In my training as a school psychologist and lead facilitator for Mel Levine's Schools Attuned program one issue that kept coming up was the difficulty we professionals have with teaching or providing remedial intervention for kids with weak social skills.  In my opinion, there are many reasons for this difficulty, but one of them is that kids with weak social skills have trouble interpreting facial and non-verbal cues.

This is a vital skill when interacting with others because the face provides information that words often do not, or that may for various reasons conflict with verbal information.  Reading these emotions are so important for social (and sometimes for physical) survival.

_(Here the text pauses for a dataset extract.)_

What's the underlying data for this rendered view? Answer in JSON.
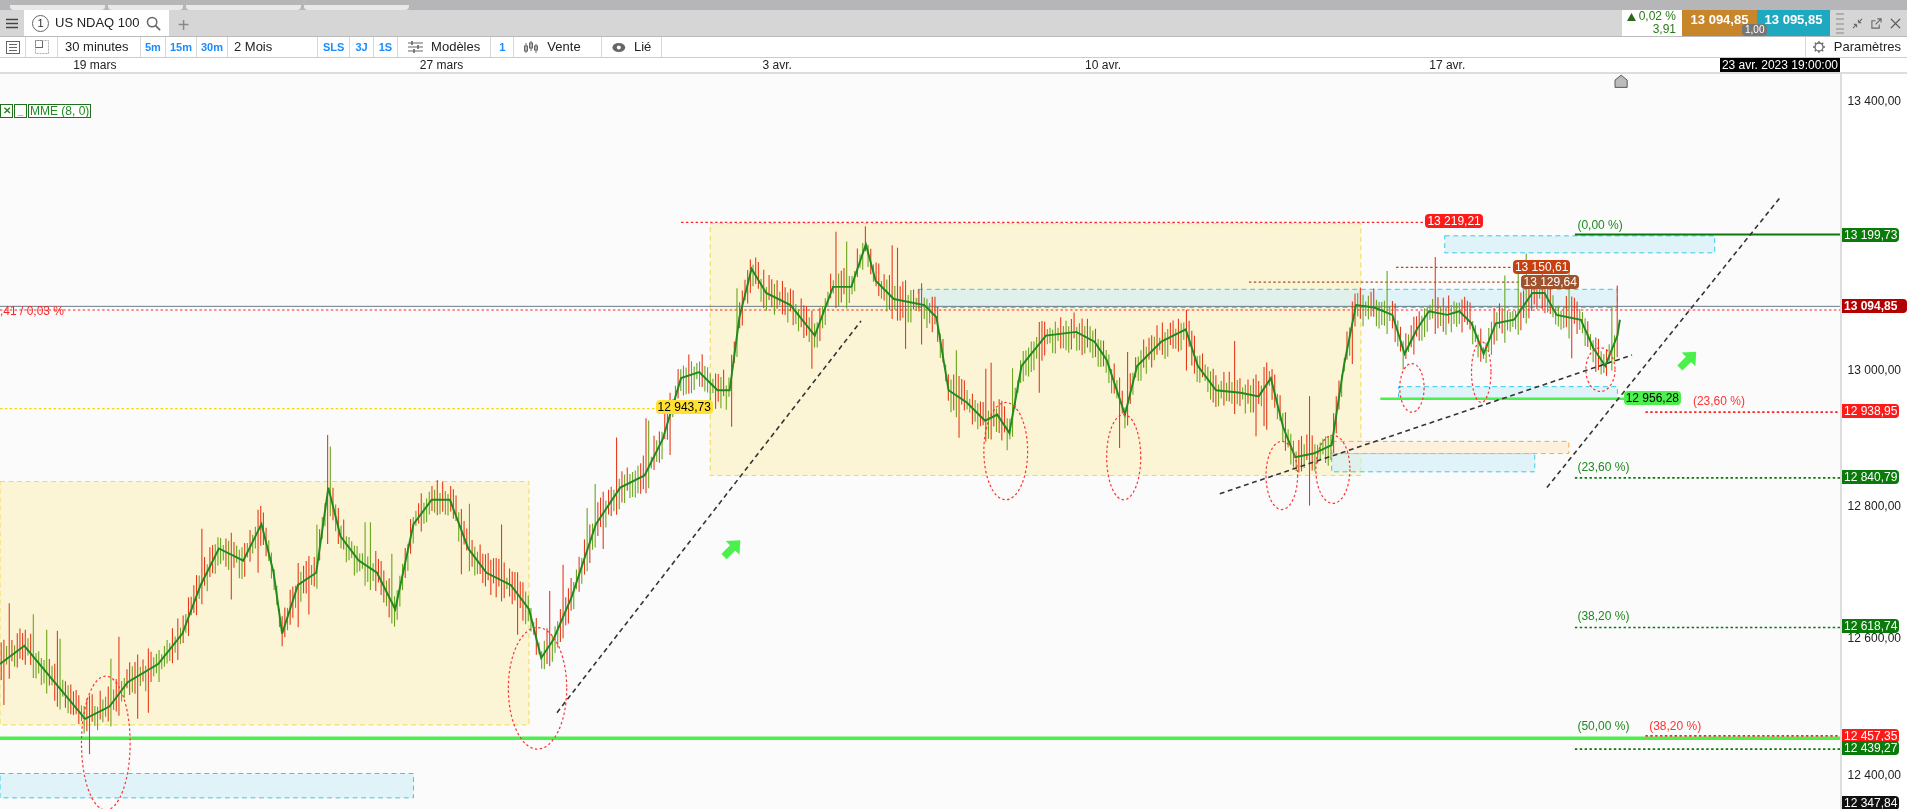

Reading faces: When reading faces there are a number of factors that need to be integrated:
  • Eye Contact:  When speaking with people it is important to look at them in the face (but not to stare).  We equate having eye contact with a sense of interest and honesty, and when people cannot look us in the eye, we are more wary and apprehensive.  
  • Eyes also express emotion, excitement, exhaustion.  
  • Eye brows communicate emotion and excitement as well.  A raised brow appears questioning or possible excitement.  A furrowed brow expresses anger; a relaxed brow contentment.
  • Our mouths, even when not talking are expressive as well.  We frown,  smile, smirk, pout, grimace, gag, and gasp. Each nuanced move expresses an emotion or reaction.
 
Other non-verbal cues essential for reading others: Listening (not just hearing, but listening) and processing what is being said, reading faces, reading posture, understanding and being able to adhere to a 'social distance' when interacting, and acknowledging (if not agreeing) with others' responses, feelings and perceptions are all integral to social success. In time, I hope to cover all these factors, but let's start with Facial Literacy now, and build from there.

So what can you do to help your kids' "Facial Literacy"?
  • Make faces.  Play games.  Have one person/team make a face and have the others guess the emotion they are trying to relay.  IF you don't guess correctly talk (and listen) about what was 'misread'. 
  • Talk about what the consequences are in social interactions when you make different faces.
  • Picture books and graphic novels are great books to read faces with - together.  Look at the facial cues the artist is giving.  One of my favorite examples is in Laika by Nick Abadzis (First Second Books).  As this story takes place in Soviet Russia in the 1950's and is about the space race, the main characters cannot frequently say what they are actually feeling and it is through the facial expressions and body language found in the illustrations that the reader "reads" their true intent.
  • When out at restaurants, on walks, waiting on lines in the supermarket, look at faces and make up stories about what these people may be thinking or feeling.  It helps boost creativity as well as verbal and non verbal expression and social cognition.  Just do it tactfully and politely so as not to offend someone you do not want to offend.
  • Draw faces with different expressions on cards.  Make a separate card with the name of the corresponding emotion.  Play memory or matching games with the cards.